A framework for evaluating image obfuscation under deep learning-assisted privacy attacks

Abstract

Image obfuscation techniques (e.g., pixelation, blurring and masking,..) have been developed to protect sensitive information in images (e.g. individuals’ faces). In a previous work, we designed a recommendation framework that evaluates the robustness of image obfuscation techniques and recommends the most resilient obfuscation against Deep-Learning assisted attacks. In this paper, we extend the framework due to two main reasons. First, to the best of our knowledge there is not a standardized evaluation methodology nor a defined model for adversaries when evaluating the robustness of image obfuscation and more specifically face obfuscation techniques. Therefore, we adapt a three-components adversary model (goal, knowledge and capabilities) to our application domain (i.e., facial features obfuscations) and embed it in our framework.
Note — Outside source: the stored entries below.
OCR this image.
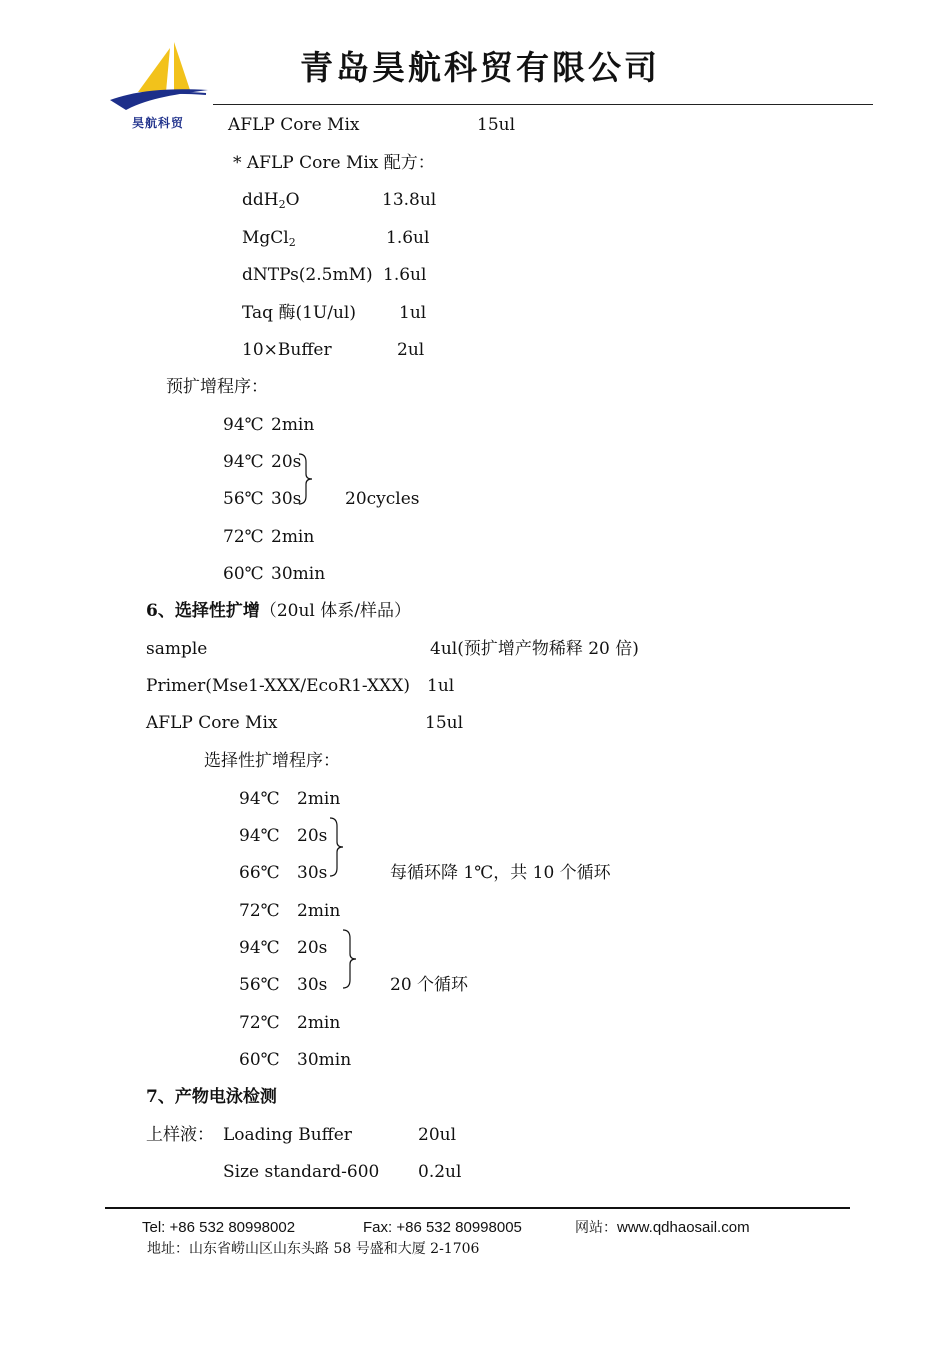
昊航科贸
青岛昊航科贸有限公司
AFLP Core Mix	15ul
* AFLP Core Mix 配方：
ddH$_2$O	13.8ul
MgCl$_2$	1.6ul
dNTPs(2.5mM) 1.6ul
Taq 酶(1U/ul)	1ul
10×Buffer	2ul
预扩增程序：
94℃ 2min
94℃ 20s
56℃ 30s	20cycles
72℃ 2min
60℃ 30min
6、选择性扩增（20ul 体系/样品）
sample	4ul(预扩增产物稀释 20 倍)
Primer(Mse1-XXX/EcoR1-XXX) 1ul
AFLP Core Mix	15ul
选择性扩增程序：
94℃ 2min
94℃ 20s
66℃ 30s	每循环降 1℃，共 10 个循环
72℃ 2min
94℃ 20s
56℃ 30s	20 个循环
72℃ 2min
60℃ 30min
7、产物电泳检测
上样液： Loading Buffer	20ul
Size standard-600 0.2ul
Tel: +86 532 80998002	Fax: +86 532 80998005	网站：www.qdhaosail.com
地址：山东省崂山区山东头路 58 号盛和大厦 2-1706
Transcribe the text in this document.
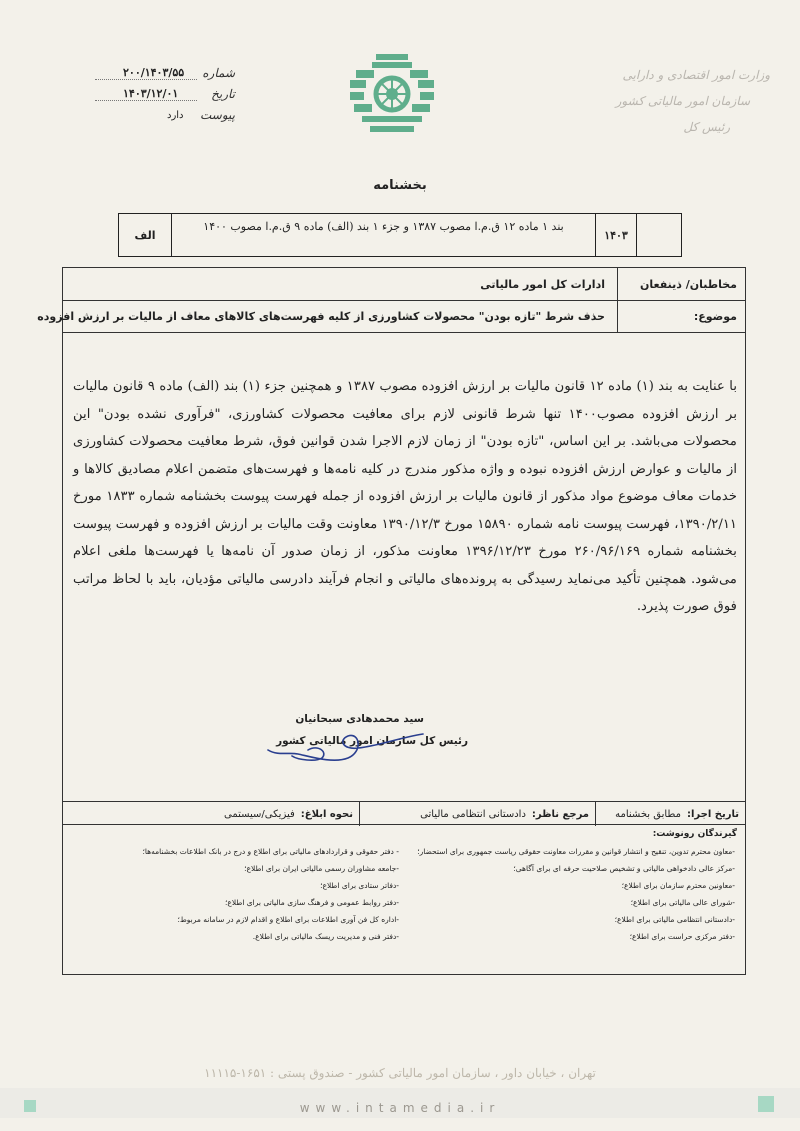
وزارت امور اقتصادی و دارایی
سازمان امور مالیاتی کشور
رئیس کل
شماره
۲۰۰/۱۴۰۳/۵۵
تاریخ
۱۴۰۳/۱۲/۰۱
پیوست
دارد
بخشنامه
۱۴۰۳
بند ۱ ماده ۱۲ ق.م.ا مصوب ۱۳۸۷ و جزء ۱ بند (الف) ماده ۹ ق.م.ا مصوب ۱۴۰۰
الف
مخاطبان/ ذینفعان
ادارات کل امور مالیاتی
موضوع:
حذف شرط "تازه بودن" محصولات کشاورزی از کلیه فهرست‌های کالاهای معاف از مالیات بر ارزش افزوده
با عنایت به بند (۱) ماده ۱۲ قانون مالیات بر ارزش افزوده مصوب ۱۳۸۷ و همچنین جزء (۱) بند (الف) ماده ۹ قانون مالیات بر ارزش افزوده مصوب۱۴۰۰ تنها شرط قانونی لازم برای معافیت محصولات کشاورزی، "فرآوری نشده بودن" این محصولات می‌باشد. بر این اساس، "تازه بودن" از زمان لازم الاجرا شدن قوانین فوق، شرط معافیت محصولات کشاورزی از مالیات و عوارض ارزش افزوده نبوده و واژه مذکور مندرج در کلیه نامه‌ها و فهرست‌های متضمن اعلام مصادیق کالاها و خدمات معاف موضوع مواد مذکور از قانون مالیات بر ارزش افزوده از جمله فهرست پیوست بخشنامه شماره ۱۸۳۳ مورخ ۱۳۹۰/۲/۱۱، فهرست پیوست نامه شماره ۱۵۸۹۰ مورخ ۱۳۹۰/۱۲/۳ معاونت وقت مالیات بر ارزش افزوده و فهرست پیوست بخشنامه شماره ۲۶۰/۹۶/۱۶۹ مورخ ۱۳۹۶/۱۲/۲۳ معاونت مذکور، از زمان صدور آن نامه‌ها یا فهرست‌ها ملغی اعلام می‌شود. همچنین تأکید می‌نماید رسیدگی به پرونده‌های مالیاتی و انجام فرآیند دادرسی مالیاتی مؤدیان، باید با لحاظ مراتب فوق صورت پذیرد.
سید محمدهادی سبحانیان
رئیس کل سازمان امور مالیاتی کشور
تاریخ اجرا:
مطابق بخشنامه
مرجع ناظر:
دادستانی انتظامی مالیاتی
نحوه ابلاغ:
فیزیکی/سیستمی
گیرندگان رونوشت:
-معاون محترم تدوین، تنقیح و انتشار قوانین و مقررات معاونت حقوقی ریاست جمهوری برای استحضار؛
-مرکز عالی دادخواهی مالیاتی و تشخیص صلاحیت حرفه ای برای آگاهی؛
-معاونین محترم سازمان برای اطلاع؛
-شورای عالی مالیاتی برای اطلاع؛
-دادستانی انتظامی مالیاتی برای اطلاع؛
-دفتر مرکزی حراست برای اطلاع؛
- دفتر حقوقی و قراردادهای مالیاتی برای اطلاع و درج در بانک اطلاعات بخشنامه‌ها؛
-جامعه مشاوران رسمی مالیاتی ایران برای اطلاع؛
-دفاتر ستادی برای اطلاع؛
-دفتر روابط عمومی و فرهنگ سازی مالیاتی برای اطلاع؛
-اداره کل فن آوری اطلاعات برای اطلاع و اقدام لازم در سامانه مربوط؛
-دفتر فنی و مدیریت ریسک مالیاتی برای اطلاع.
تهران ، خیابان داور ، سازمان امور مالیاتی کشور - صندوق پستی : ۱۶۵۱-۱۱۱۱۵
www.intamedia.ir
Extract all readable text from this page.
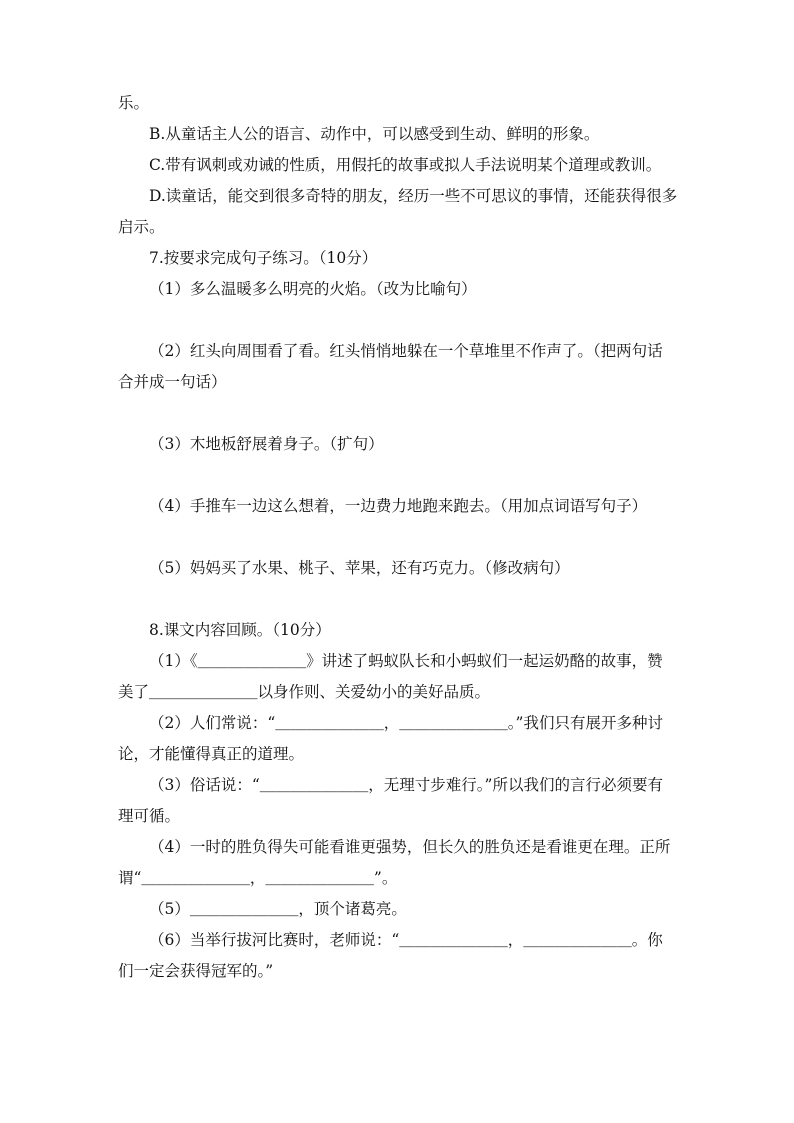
乐。

B.从童话主人公的语言、动作中，可以感受到生动、鲜明的形象。

C.带有讽刺或劝诫的性质，用假托的故事或拟人手法说明某个道理或教训。

D.读童话，能交到很多奇特的朋友，经历一些不可思议的事情，还能获得很多启示。

7.按要求完成句子练习。（10分）

（1）多么温暖多么明亮的火焰。（改为比喻句）

（2）红头向周围看了看。红头悄悄地躲在一个草堆里不作声了。（把两句话合并成一句话）

（3）木地板舒展着身子。（扩句）

（4）手推车一边这么想着，一边费力地跑来跑去。（用加点词语写句子）

（5）妈妈买了水果、桃子、苹果，还有巧克力。（修改病句）

8.课文内容回顾。（10分）

（1）《＿＿＿＿＿＿＿》讲述了蚂蚁队长和小蚂蚁们一起运奶酪的故事，赞美了＿＿＿＿＿＿＿以身作则、关爱幼小的美好品质。

（2）人们常说：“＿＿＿＿＿＿＿，＿＿＿＿＿＿＿。”我们只有展开多种讨论，才能懂得真正的道理。

（3）俗话说：“＿＿＿＿＿＿＿，无理寸步难行。”所以我们的言行必须要有理可循。

（4）一时的胜负得失可能看谁更强势，但长久的胜负还是看谁更在理。正所谓“＿＿＿＿＿＿＿，＿＿＿＿＿＿＿”。

（5）＿＿＿＿＿＿＿，顶个诸葛亮。

（6）当举行拔河比赛时，老师说：“＿＿＿＿＿＿＿，＿＿＿＿＿＿＿。你们一定会获得冠军的。”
Second, considering several attacking scenarios is vital when evaluating the robustness of image obfuscation techniques. Hence, we define three threat levels and explore new aspects of an adversary and its capabilities by extending the background knowledge to include the obfuscation technique along with its hyper-parameters and the identities of the target individuals. We conduct three sets of experiments on a publicly available celebrity faces dataset. Throughout the first experiment, we implement and evaluate the recommendation framework by considering four adversaries attacking obfuscation techniques (e.g. pixelating, Gaussian/motion blur and masking) via restoration-based attacks. Throughout the second and third experiments, we demonstrate how the adversary’s attacking capabilities (recognition-based and Restoration & Recognition-based attacks) scale with its background knowledge and how it increases the potential risk of breaching the identities of blurred faces.